1. What is event autotagging?

Event Autotagging is a feature of the Model-Prime platform that identifies events of interest within new and existing robologs. Each event occurrence results in the creation of one or more metadata values for the robolog being tagged. The metadata values created as a result each have a time interval corresponding to that of the event.

2. Terminology

Event

A time interval spanning a contiguous sequence of channel messages. The message data is used to identify the event based on a set of rules you define.

Event identification

An event is identified when all the tagger's rules (also known as predicates) are true for a contiguous sequence of message time intervals. Message timestamps are processed and aligned by the autotagging system.

Tagger

A resource that must have a unique name and an optional description to help you and your team understand the type of event the tagger is designed to identify.

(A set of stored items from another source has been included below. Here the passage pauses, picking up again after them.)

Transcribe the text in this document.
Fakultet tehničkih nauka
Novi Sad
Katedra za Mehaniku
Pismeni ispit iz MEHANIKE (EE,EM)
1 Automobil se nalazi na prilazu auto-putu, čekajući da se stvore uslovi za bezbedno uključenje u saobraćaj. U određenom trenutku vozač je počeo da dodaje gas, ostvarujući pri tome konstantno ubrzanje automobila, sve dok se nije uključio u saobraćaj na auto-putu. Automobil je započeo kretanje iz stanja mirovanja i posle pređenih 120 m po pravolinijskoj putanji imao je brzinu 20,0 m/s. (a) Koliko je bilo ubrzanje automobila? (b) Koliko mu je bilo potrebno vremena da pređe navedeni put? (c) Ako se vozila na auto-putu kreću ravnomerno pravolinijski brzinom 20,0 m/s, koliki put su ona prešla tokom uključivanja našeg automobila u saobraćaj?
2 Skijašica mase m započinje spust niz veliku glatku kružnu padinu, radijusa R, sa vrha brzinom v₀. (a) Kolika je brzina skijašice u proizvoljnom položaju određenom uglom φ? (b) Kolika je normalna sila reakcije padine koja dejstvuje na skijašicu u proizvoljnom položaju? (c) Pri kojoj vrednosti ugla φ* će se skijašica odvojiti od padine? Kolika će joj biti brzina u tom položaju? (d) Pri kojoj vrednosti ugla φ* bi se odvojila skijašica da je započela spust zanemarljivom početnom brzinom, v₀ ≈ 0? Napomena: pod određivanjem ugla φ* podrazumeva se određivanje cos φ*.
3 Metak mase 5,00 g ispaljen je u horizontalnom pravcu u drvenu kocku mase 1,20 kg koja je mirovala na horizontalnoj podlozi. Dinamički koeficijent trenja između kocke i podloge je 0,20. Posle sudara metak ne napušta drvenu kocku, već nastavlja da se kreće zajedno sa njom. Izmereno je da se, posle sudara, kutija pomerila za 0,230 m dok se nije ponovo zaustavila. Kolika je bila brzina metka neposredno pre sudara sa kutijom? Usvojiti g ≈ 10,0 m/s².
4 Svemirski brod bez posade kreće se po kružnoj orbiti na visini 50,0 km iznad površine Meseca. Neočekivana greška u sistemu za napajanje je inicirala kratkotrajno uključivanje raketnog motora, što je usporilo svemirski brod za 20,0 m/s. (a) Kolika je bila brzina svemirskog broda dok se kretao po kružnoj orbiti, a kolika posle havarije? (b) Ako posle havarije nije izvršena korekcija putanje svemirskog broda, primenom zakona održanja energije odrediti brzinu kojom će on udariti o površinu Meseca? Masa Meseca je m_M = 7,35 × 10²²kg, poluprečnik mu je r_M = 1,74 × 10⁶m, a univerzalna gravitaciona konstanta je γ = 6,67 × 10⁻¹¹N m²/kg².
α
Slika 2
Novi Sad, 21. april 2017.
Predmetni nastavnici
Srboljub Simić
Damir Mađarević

Each tagger has its own set of associated tagger versions.

Tagger definition

A YAML file that specifies the input variables, predicate rules, and metadata outputs of a tagger.

Tagger version

An iteration of a tagger definition used to keep track of how a tagger changes over time.

Each version begins as a draft that may be saved and worked on by you and your team before publishing it. A validation mechanism is provided while drafting a version and is intended to help catch common errors while putting together a tagger definition.

A tagger version is made usable - and its definition made immutable - by publishing it. A tagger's functionality may be changed by drafting and then publishing a new version of the tagger.

Variables

Inputs that must each specify a data source channel and access path within that channel. Variables are used to construct predicates.

Predicates

The rules used to identify events in the robolog based on the input variables. Multiple predicates may be defined and they must all be true for an event to be matched.

Outputs

The metadata value(s) created for each event. Each output defined will result in the creation of a new metadata for each event identified by the tagger.

Tagger invocation

The process of applying a tagger to one or more robologs using the definition provided by a specific tagger version. There are three types of invocations: test, normfill, and backfill.

Normfill invocations are automatically invoked for each enabled tagger whenever a new robolog is ingested, while test and backfill invocations may be manually invoked by you or your team.

Test

Test invocations verify that a tagger version's definition is working as expected by tagging a small number of robologs. While our platform considers it a successful test if the invocation did not fail at runtime, you need to verify whether or not the test invocation produced the expected metadata values.

Tip: Run a test invocation on two robologs: one that you expect the tagger to find matching events, and one that you expect the tagger to not find matching events.

A tagger version must be successfully tested before it may be used for normfill or backfill invocations.

Normfill

Normfill invocations are automatically kicked off for each newly ingested robolog using each enabled tagger's latest, tested version.

Backfill

Backfill invocations may be used to retroactively tag robologs that had already been ingested before the tagger was created and enabled, or if a normfill invocation failed to tag a robolog.

Tagger definition service

The REST service that supports the creation, management, validation, and invocation of taggers, tagger versions, and invocations.